# 1. Round-robin mutual exclusion

Consider the following algorithm for mutual exclusion in a synchronous message-passing system with n processes, communicating via an arbitrary (but connected) network. Group the synchronous rounds into phases of 2n rounds 0..2n-1, and have each process i=0..n-1 enter its critical section at the start of round 2i and leave at the start of round 2i+1 within each phase. Clearly no two processes are ever in the critical section at the same time.

- What happens to this algorithm if we run it in an asynchronous system using the alpha synchronizer?
- What happens to this algorithm if we run it in an asynchronous system using the beta synchronizer?

## 1.1. Solution

- In the alpha synchronizer, we may have many processes in their critical section simultaneously. If I am at distance k from you, I can be up to k rounds ahead of you. So by carefully arranging the process ids in a high-diameter network (e.g. on a line), we can have a constant fraction of the processes enter the critical section at once.
- In the beta synchronizer, synchronization is global: no process can enter round i+1 until ever process has signaled it is done with round i. So in this case we still get mutual exclusion.

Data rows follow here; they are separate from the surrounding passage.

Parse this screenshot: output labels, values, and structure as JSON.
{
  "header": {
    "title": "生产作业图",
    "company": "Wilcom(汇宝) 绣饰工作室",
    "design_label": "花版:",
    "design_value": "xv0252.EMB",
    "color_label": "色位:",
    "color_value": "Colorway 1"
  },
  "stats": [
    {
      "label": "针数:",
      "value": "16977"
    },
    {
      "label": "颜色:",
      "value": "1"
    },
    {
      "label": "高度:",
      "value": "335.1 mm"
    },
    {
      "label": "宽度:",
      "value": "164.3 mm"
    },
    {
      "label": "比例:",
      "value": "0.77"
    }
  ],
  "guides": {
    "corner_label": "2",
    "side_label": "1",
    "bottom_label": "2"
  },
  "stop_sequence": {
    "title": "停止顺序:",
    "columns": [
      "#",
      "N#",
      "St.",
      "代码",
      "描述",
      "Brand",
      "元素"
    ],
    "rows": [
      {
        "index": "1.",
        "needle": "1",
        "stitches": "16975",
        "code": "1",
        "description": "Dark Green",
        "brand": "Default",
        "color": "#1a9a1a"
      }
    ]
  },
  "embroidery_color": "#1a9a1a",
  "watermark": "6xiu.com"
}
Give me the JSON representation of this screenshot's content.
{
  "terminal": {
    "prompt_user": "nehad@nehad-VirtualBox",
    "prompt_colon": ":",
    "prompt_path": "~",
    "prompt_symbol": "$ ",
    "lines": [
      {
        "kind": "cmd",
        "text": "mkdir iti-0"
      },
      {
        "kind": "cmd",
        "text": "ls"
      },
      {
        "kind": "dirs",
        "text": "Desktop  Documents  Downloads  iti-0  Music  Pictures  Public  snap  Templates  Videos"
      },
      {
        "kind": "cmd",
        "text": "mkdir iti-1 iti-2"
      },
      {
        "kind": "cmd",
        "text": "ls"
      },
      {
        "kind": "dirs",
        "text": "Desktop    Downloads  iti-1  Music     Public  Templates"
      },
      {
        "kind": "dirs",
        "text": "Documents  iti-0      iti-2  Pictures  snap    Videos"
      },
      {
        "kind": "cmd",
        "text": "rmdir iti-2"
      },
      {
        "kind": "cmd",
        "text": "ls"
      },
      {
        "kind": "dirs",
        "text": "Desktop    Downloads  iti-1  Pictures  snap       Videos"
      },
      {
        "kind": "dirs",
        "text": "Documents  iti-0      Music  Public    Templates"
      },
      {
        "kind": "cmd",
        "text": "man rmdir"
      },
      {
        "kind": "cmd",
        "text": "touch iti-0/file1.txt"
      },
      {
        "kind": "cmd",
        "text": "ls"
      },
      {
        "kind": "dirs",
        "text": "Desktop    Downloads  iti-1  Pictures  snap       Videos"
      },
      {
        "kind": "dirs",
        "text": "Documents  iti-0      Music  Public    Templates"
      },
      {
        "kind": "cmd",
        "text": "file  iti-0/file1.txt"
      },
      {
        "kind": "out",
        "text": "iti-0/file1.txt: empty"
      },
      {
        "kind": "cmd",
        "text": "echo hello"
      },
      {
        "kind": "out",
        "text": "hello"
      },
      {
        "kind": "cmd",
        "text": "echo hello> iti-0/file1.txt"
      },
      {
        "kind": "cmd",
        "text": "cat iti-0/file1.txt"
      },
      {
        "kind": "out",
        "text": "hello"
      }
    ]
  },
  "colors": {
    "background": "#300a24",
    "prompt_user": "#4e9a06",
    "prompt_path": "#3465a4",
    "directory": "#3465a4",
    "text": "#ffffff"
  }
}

# 2. Atomic snapshots with enormous registers

Suppose that we modify the single-scanner snapshot of Riany et al. (see AtomicSnapshots) so that each updater, instead of storing `high` and `low` fields in each memory cell, stores a list of all `(seq, value)` pairs it has ever written. So the new `Update` procedure would look like this:

procedure Update(value): seq ← curr_seq memory[i].high ← append(memory[i].high, (value, seq))

Modify the

`Scan`procedure to work with this`Update`procedure and argue that it works with a single scanner.Does your modified

`Scan`procedure produce linearizable snapshots with multiple scanners? Why or why not?

## 2.1. Solution

Here is the revised `Scan` procedure:

procedure Scan(): curr_seq ← curr_seq + 1 for j ← 0 to n-1: h ← memory[j] view[j] ← value in h with largest seq < curr_seq

With a single scanner, this is equivalent to the original RST algorithm. The argument is that the original RST algorithm satisfies an invariant that the `(seq, value)` pair with the largest `seq` less than `curr_seq` is always found in either `memory[j].high` or `memory[j].low` (proof: first show that in RST, `memory[j].low` is always ≤ `memory[j].high`, then show that `memory[j].high` is copied to `memory[j].low` only if `memory[j].high.seq < curr_seq`, implying that the new `memory[j].low` now has the largest `seq` less than `curr_seq`). So taking the most recent value less than `seq` in memory[j] in the revised algorithm is equivalent to taking the most recent value less than `seq` in RST, and the new algorithm works using the same proof that RST works.

With multiple scanners, the new algorithm fails because a slow scanner could read an old value of `curr_seq`, add 1 to it, sleep for a long time, and wipe out much more recent sequence numbers, messing up the histories.